Pattern mining is an important task of data mining and involves the extraction of interesting associations from large databases. In the literature, pattern mining approaches have been investigated to extract the different kinds of patterns such as frequent patterns, sequential patterns, periodic patterns, utility patterns and coverage patterns from transactional databases. The pattern mining approaches have been widely employed to improve the performance of applications in the areas of recommendation systems, e-commerce, customer relation management, internet advertising, decision support systems, social media and so on. One of the key issues of developing pattern mining algorithms is as follows: a pattern mining algorithm has to process a huge volume of transactional dataset. Research efforts are going on to develop pattern mining algorithms to operate on large datasets by exploiting different parallel processing paradigms, namely shared memory, shared disk, shared-nothing, GPUs, incremental, MapReduce and Grid. 

Typically, a given transactional database D gets updated due to the addition and/or deletion of transactions. Consequently, some of the previously discovered patterns may become invalid, while some new patterns may emerge. To extract the new knowledge we should mine the database every time it gets updated. One of the main issues is to mine huge Dynamic Databases for every time instant from scratch is computationally costly. The concept of incremental mining is evolved to solve the issue of mining patterns for every instant efficiently for Dynamic Databases and has become an active research area. When the database is updated, with Incremental mining, there is an opportunity to improve the performance by limiting the computation to updated parts of the database and with the required additional processing. In the literature, Incremental mining approaches have been investigated to extract different kinds of patterns such as frequent patterns, sequential patterns, periodic patterns and utility patterns from transactional databases. In this thesis, we propose an improved approach for extracting Coverage Patterns for Dynamic Databases under the incremental paradigm.

Given a transactional database, the coverage pattern mining involves the extraction of multiple sets of items, where each set (covers a certain percentage of transactions) satisfies relative frequency, coverage support and the overlap ratio constraints. The applicability of coverage patterns has been demonstrated in improving the performance of search engine advertising, banner advertising and visibility mining. In the literature, a level-wise iterative coverage pattern mining (CPM) and a pattern growth approach have been proposed.

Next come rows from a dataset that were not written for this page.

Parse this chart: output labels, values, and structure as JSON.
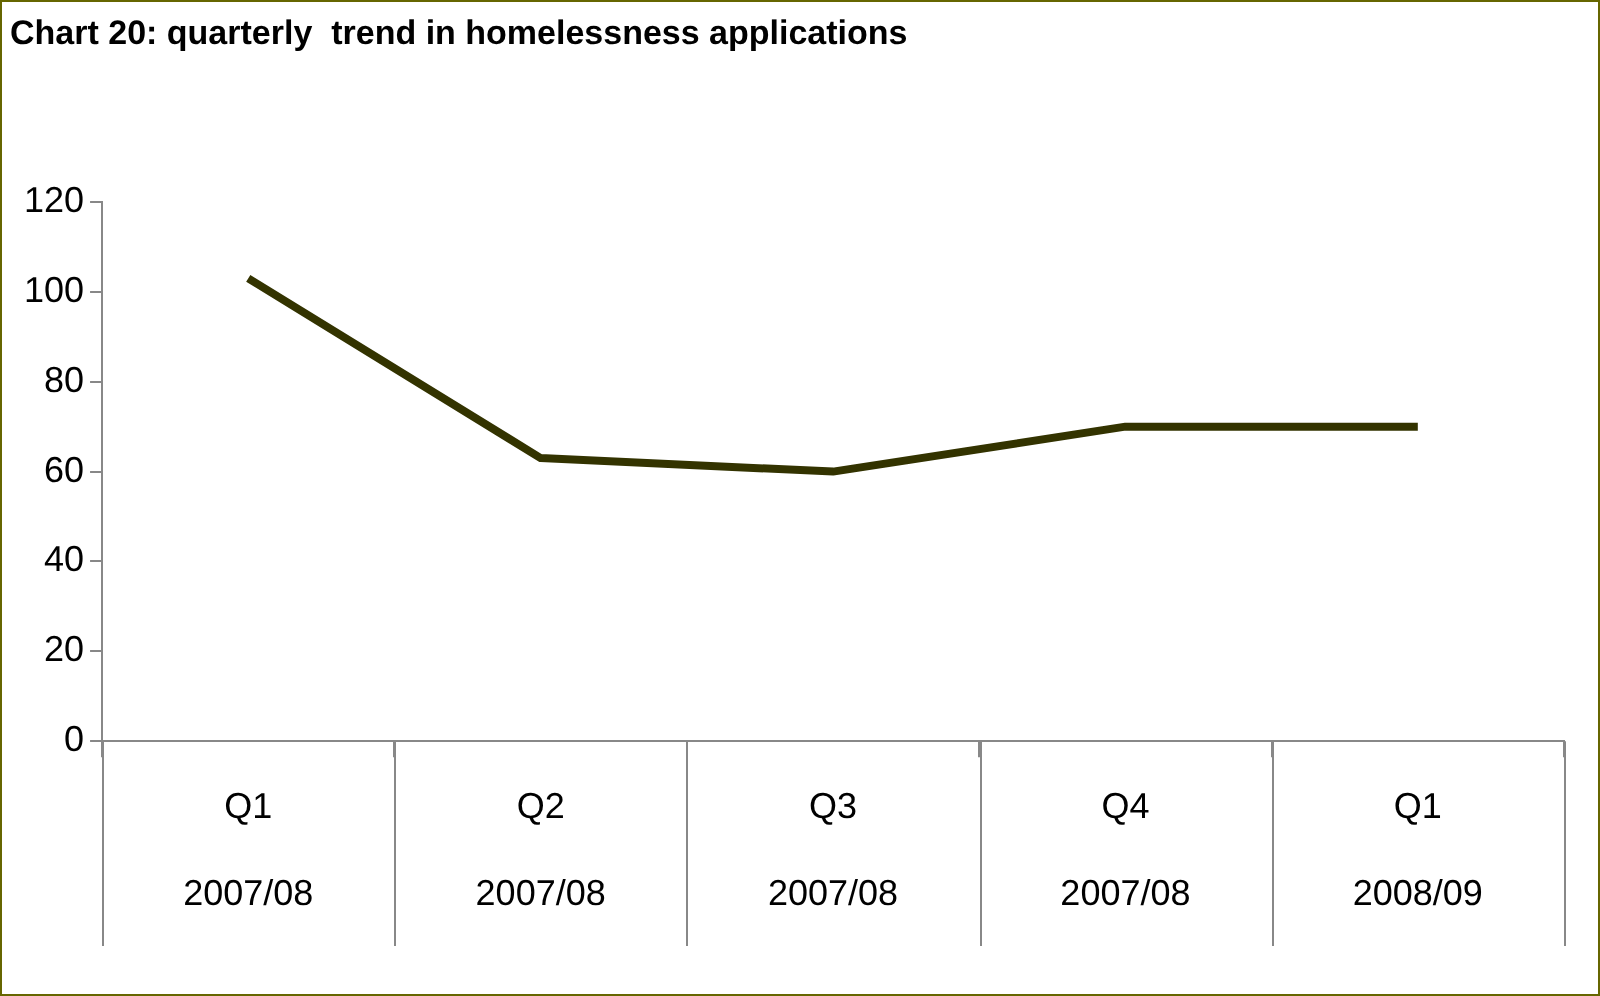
{
  "chart_data": {
    "type": "line",
    "title": "Chart 20: quarterly  trend in homelessness applications",
    "categories": [
      "Q1\n2007/08",
      "Q2\n2007/08",
      "Q3\n2007/08",
      "Q4\n2007/08",
      "Q1\n2008/09"
    ],
    "series": [
      {
        "color": "#333300",
        "values": [
          103,
          63,
          60,
          70,
          70
        ]
      }
    ],
    "ylim": [
      0,
      120
    ],
    "yticks": [
      0,
      20,
      40,
      60,
      80,
      100,
      120
    ],
    "grid": false,
    "legend": false,
    "marker": "none",
    "line_style": "solid"
  }
}
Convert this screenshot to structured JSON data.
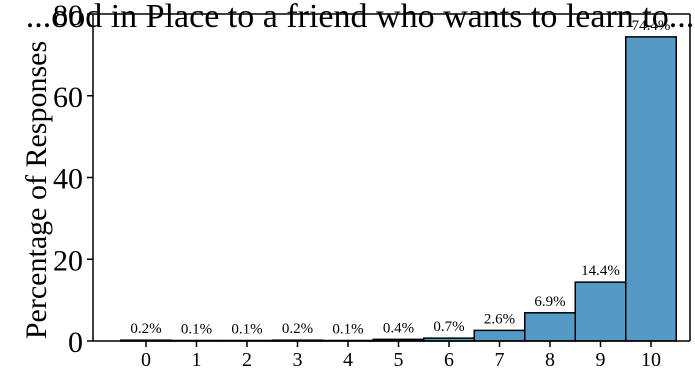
{
  "chart_data": {
    "type": "bar",
    "title": "...ood in Place to a friend who wants to learn to...",
    "xlabel": "",
    "ylabel": "Percentage of Responses",
    "categories": [
      "0",
      "1",
      "2",
      "3",
      "4",
      "5",
      "6",
      "7",
      "8",
      "9",
      "10"
    ],
    "values": [
      0.2,
      0.1,
      0.1,
      0.2,
      0.1,
      0.4,
      0.7,
      2.6,
      6.9,
      14.4,
      74.4
    ],
    "value_labels": [
      "0.2%",
      "0.1%",
      "0.1%",
      "0.2%",
      "0.1%",
      "0.4%",
      "0.7%",
      "2.6%",
      "6.9%",
      "14.4%",
      "74.4%"
    ],
    "yticks": [
      0,
      20,
      40,
      60,
      80
    ],
    "ylim": [
      0,
      80
    ],
    "grid": false,
    "legend": "none",
    "colors": {
      "bar_fill": "#5599c7",
      "bar_edge": "#000000",
      "axis": "#000000"
    }
  }
}
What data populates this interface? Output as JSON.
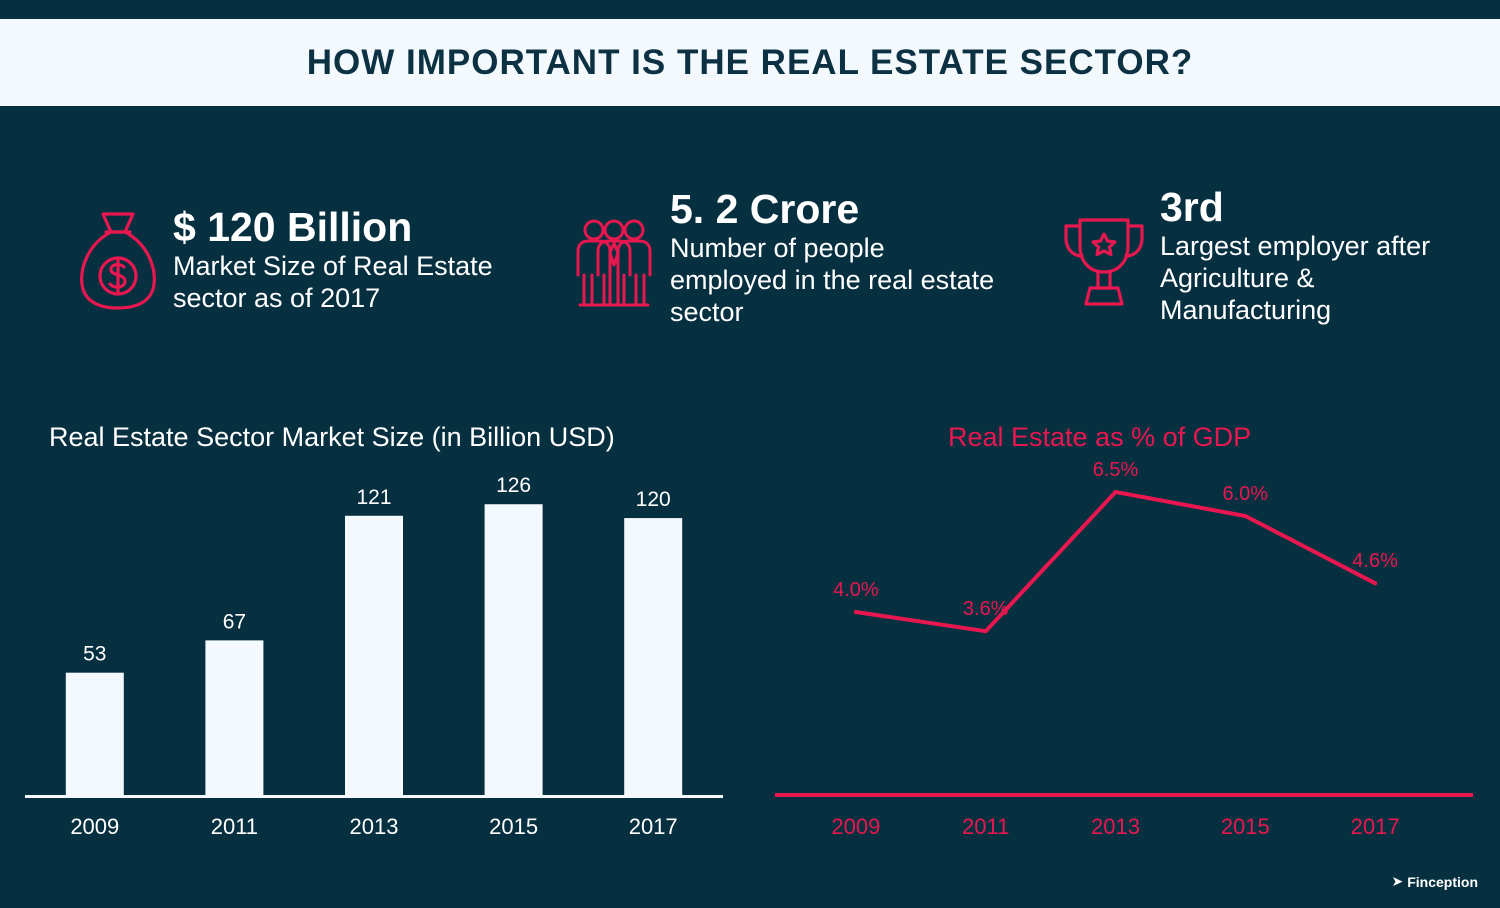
{
  "header": {
    "title": "HOW IMPORTANT IS THE REAL ESTATE SECTOR?"
  },
  "stats": [
    {
      "icon": "money-bag-icon",
      "value": "$ 120 Billion",
      "description": "Market Size of Real Estate sector as of 2017"
    },
    {
      "icon": "people-group-icon",
      "value": "5. 2 Crore",
      "description": "Number of people employed in the real estate sector"
    },
    {
      "icon": "trophy-icon",
      "value": "3rd",
      "description": "Largest employer after Agriculture & Manufacturing"
    }
  ],
  "colors": {
    "background": "#062f40",
    "accent": "#e8174f",
    "bar": "#f3f9fd",
    "text": "#ffffff"
  },
  "chart_data": [
    {
      "type": "bar",
      "title": "Real Estate Sector Market Size (in Billion USD)",
      "categories": [
        "2009",
        "2011",
        "2013",
        "2015",
        "2017"
      ],
      "values": [
        53,
        67,
        121,
        126,
        120
      ],
      "data_labels": [
        "53",
        "67",
        "121",
        "126",
        "120"
      ],
      "ylim": [
        0,
        130
      ],
      "grid": false
    },
    {
      "type": "line",
      "title": "Real Estate as % of GDP",
      "categories": [
        "2009",
        "2011",
        "2013",
        "2015",
        "2017"
      ],
      "values": [
        4.0,
        3.6,
        6.5,
        6.0,
        4.6
      ],
      "data_labels": [
        "4.0%",
        "3.6%",
        "6.5%",
        "6.0%",
        "4.6%"
      ],
      "grid": false
    }
  ],
  "brand": {
    "name": "Finception"
  }
}
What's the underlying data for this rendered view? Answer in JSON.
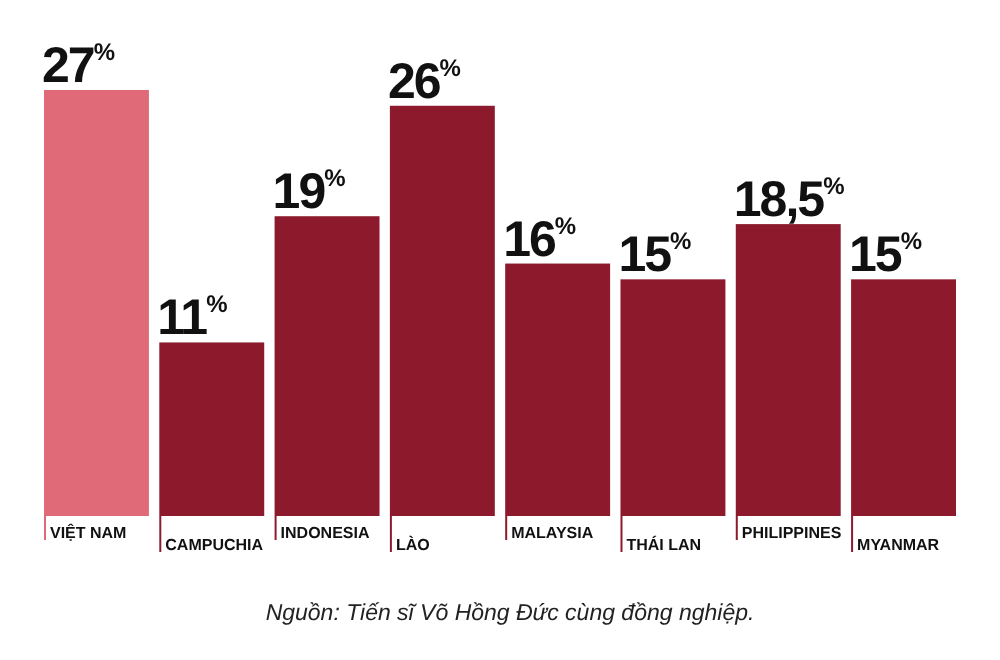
{
  "chart_data": {
    "type": "bar",
    "relative": false,
    "categories": [
      "VIỆT NAM",
      "CAMPUCHIA",
      "INDONESIA",
      "LÀO",
      "MALAYSIA",
      "THÁI LAN",
      "PHILIPPINES",
      "MYANMAR"
    ],
    "values": [
      27,
      11,
      19,
      26,
      16,
      15,
      18.5,
      15
    ],
    "value_labels": [
      "27$^{%}$",
      "11$^{%}$",
      "19$^{%}$",
      "26$^{%}$",
      "16$^{%}$",
      "15$^{%}$",
      "18,5$^{%}$",
      "15$^{%}$"
    ],
    "colors": [
      "#e06a78",
      "#8c1a2c",
      "#8c1a2c",
      "#8c1a2c",
      "#8c1a2c",
      "#8c1a2c",
      "#8c1a2c",
      "#8c1a2c"
    ],
    "annotations": [
      "Nguồn: Tiến sĩ Võ Hồng Đức cùng đồng nghiệp."
    ]
  }
}
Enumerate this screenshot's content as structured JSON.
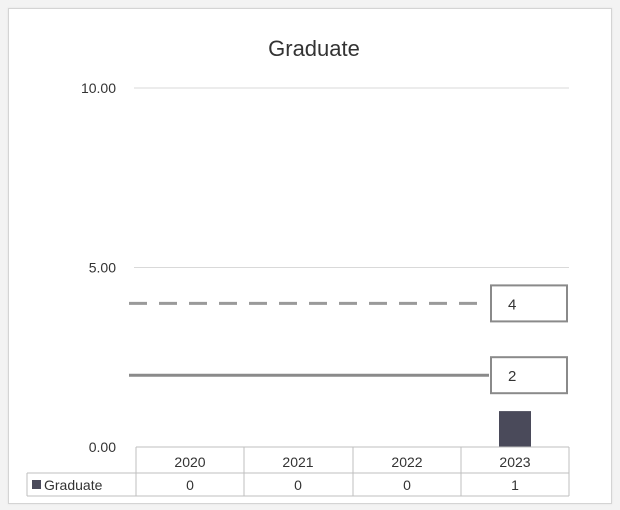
{
  "chart_data": {
    "type": "bar",
    "title": "Graduate",
    "categories": [
      "2020",
      "2021",
      "2022",
      "2023"
    ],
    "series": [
      {
        "name": "Graduate",
        "values": [
          0,
          0,
          0,
          1
        ],
        "color": "#4a4a5a"
      }
    ],
    "ylim": [
      0,
      10
    ],
    "y_ticks": [
      "0.00",
      "5.00",
      "10.00"
    ],
    "reference_lines": [
      {
        "value": 4,
        "label": "4",
        "style": "dashed",
        "color": "#9a9a9a"
      },
      {
        "value": 2,
        "label": "2",
        "style": "solid",
        "color": "#8a8a8a"
      }
    ],
    "data_table": true,
    "grid": true,
    "legend": "data-table"
  }
}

In this thesis, we propose a Comprehensive Coverage Pattern Mining (CCPM) approach, for efficiently extracting Coverage Patterns under the incremental paradigm, when a set of transactions are added only, set of transactions are deleted only and both set of transactions are added and deleted from the original database. For each case, we have identified a set of rules by identifying the potential opportunities to avoid unnecessary processing as compared to the rudimentary option of the processing from the scratch. Furthermore, it has been observed that, when a set of transactions are added and/or deleted from the original database, if the order of items in the frequency list (Flist) of the database is changed, additional patterns have to be validated and require additional processing. Based on the rules and by considering the issue of change in the order of items in the Flist, we have proposed improved approaches to extract coverage patterns, by considering the case of (i) addition of transactions (ii) deletion of transactions and (iii) addition and deletion of transactions. We have also performed extensive experiments on two real click-stream datasets and one synthetic dataset and demonstrated the overall effectiveness of our proposed approach.